Deduplication analyzes blocks of data and creates a unique hash for each data block. If a new block getting written to disk has the same hash value as an already existing block, it will be replaced with an identifier that simply points to the already existing data block.
Multiple redundant copies of data can be replaced with references to a single copy, which reduces the amount of capacity needed.
Deduplication is most beneficial when there are multiple blocks of the same data, for example, redundancy within snapshots or VDI images.
Compression, is an algorithmic process that shrinks the size of data by first finding identical data sequences appearing in a row, and then saving only the first sequence and replacing the following identical sequences with the information on the number of times they appear in a row.
Because only the first data sequence is stored as-is, less disk space is sufficient to represent the same information again. Compression typically depends on the nature of the dataset itself – whether it is in a compressible format and how much of it can be compressed.
Benefits of Deduplication and Compression
- Reduced disk space requirements leading to optimized storage allocation
- Greater IT cost savings and increased ROI
- Reduced hardware footprint resulting in lesser floor space and energy requirements
- Improved storage efficiency
Two Approaches for Data Deduplication and Compression
DataCore SANsymphony offers two approaches to performing storage deduplication and compression. You can choose the appropriate approach based on your business and IT requirements.
Inline deduplication and compression: Here, data reduction happens before the data is written to disk. SANsymphony scans and analyzes the incoming data for potential optimization opportunities and performs deduplication and compression. Inline processing reduces disk capacity requirements as data is deduplicated and compressed before it gets stored. When there are frequent backup operations carried out and redundant data generated is high, inline processing would be a recommended approach as it cuts down the data size before storing the backup.

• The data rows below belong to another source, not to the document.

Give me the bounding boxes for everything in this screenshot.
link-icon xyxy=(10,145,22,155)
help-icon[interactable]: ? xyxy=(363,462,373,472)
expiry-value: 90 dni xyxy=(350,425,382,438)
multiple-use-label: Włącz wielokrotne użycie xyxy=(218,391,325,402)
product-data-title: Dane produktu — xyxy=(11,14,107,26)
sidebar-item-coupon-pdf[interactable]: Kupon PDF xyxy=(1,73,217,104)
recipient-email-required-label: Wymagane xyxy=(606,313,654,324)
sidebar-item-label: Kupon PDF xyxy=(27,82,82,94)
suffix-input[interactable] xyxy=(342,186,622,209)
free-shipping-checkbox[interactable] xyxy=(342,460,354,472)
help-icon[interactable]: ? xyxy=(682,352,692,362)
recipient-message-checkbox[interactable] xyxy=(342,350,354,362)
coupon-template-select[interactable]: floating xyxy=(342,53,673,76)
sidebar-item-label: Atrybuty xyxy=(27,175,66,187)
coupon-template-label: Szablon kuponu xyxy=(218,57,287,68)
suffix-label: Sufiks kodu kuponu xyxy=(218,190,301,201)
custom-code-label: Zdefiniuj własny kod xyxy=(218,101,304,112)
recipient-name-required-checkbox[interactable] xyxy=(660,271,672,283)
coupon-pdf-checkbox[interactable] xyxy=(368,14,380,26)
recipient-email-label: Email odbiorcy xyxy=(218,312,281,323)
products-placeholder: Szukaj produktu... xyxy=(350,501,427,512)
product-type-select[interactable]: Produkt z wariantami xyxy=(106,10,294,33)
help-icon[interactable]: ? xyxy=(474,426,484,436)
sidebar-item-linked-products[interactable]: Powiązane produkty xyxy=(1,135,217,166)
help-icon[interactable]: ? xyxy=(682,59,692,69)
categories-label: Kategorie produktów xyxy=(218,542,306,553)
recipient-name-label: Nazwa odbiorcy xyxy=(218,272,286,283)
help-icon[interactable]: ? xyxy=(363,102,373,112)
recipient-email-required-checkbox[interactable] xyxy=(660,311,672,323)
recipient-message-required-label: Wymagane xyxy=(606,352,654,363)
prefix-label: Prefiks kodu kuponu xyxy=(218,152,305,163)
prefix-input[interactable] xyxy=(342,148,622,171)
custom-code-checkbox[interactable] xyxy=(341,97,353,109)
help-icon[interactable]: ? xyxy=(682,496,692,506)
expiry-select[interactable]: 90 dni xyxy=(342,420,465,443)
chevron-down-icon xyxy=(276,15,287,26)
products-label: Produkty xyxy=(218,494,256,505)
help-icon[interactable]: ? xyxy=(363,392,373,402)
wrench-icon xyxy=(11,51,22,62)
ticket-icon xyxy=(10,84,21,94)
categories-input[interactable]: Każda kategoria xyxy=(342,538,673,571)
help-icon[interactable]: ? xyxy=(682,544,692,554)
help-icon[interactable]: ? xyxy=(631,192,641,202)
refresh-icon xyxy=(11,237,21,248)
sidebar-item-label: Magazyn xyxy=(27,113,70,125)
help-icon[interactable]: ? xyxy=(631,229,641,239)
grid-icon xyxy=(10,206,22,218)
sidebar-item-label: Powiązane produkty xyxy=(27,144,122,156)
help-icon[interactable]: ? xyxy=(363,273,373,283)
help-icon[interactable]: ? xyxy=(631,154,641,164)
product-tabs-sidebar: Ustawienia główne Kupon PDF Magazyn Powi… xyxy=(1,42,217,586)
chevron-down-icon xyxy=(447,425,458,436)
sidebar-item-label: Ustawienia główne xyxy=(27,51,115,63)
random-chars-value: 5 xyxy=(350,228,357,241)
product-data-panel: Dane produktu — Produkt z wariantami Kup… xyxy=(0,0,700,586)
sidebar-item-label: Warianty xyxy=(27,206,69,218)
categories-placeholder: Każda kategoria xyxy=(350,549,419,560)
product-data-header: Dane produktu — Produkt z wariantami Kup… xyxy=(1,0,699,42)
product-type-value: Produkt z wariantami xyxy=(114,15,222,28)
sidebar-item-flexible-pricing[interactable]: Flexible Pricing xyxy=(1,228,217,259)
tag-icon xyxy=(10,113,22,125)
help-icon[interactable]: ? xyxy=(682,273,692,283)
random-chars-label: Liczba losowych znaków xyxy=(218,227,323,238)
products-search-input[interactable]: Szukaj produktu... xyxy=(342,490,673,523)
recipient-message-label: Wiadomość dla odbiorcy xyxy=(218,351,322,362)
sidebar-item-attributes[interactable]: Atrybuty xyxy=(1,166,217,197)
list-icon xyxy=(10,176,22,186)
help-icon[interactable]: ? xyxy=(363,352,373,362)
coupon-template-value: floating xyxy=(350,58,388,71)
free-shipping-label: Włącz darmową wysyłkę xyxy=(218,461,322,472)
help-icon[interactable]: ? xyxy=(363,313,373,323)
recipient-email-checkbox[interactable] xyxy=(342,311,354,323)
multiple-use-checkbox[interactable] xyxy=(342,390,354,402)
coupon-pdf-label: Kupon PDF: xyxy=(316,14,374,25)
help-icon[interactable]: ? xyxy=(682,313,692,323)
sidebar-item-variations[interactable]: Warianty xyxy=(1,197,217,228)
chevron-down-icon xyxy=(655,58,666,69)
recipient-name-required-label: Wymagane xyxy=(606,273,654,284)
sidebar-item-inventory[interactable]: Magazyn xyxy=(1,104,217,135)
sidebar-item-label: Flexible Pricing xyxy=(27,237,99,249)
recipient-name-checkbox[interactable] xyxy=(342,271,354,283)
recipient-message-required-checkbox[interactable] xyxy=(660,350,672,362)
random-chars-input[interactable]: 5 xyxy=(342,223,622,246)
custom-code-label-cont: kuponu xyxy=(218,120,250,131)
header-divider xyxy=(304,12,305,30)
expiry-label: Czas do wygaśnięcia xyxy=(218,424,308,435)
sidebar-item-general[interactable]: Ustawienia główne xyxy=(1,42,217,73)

Inline deduplication and compression are supported only with EN edition of SANsymphony and can be enabled individually or together (either deduplication, compression, or both) as needed.
Post-process deduplication and compression: Here, data reduction happens after the data is written to disk. SANsymphony first stores the raw data in the target storage device. Then, the stored data is scanned and analyzed for optimization opportunities. The deduplicated and compressed data is written back to the storage device which now occupies less capacity than before. It must be noted that the initial capacity allocation on the target device is larger with post-processing as the raw data is first stored as-is before undergoing data reduction. Post-processing allows capacity optimization to be scheduled at non-peak hours, thus minimizing the impact on IOPS during peak hours.
Post-process deduplication and compression are supported with EN, ST, and LS editions of SANsymphony. Compare SANsymphony editions.
There are many factors that play a role in determining the efficiency and output of deduplication and compression: type of data, rate of changes being made to the data, access frequency, backup frequency, etc. There are some workloads that inherently perform some level of redundancy elimination at the application level thus yielding lower deduplication and compression ratios. And then there are other workloads, such as VDI, with multiple copies of the same operating system image that, when being backed up, yield higher deduplication and compression ratios. The types of files most likely to benefit from deduplication and compression contain repetitive data blocks, with relatively static content and accessed infrequently. Both inline and post-processing capacity optimization techniques help IT teams achieve CAPEX savings. The actual savings depends on the efficiency of deduplication and compression operations and their individual capacity optimization ratios.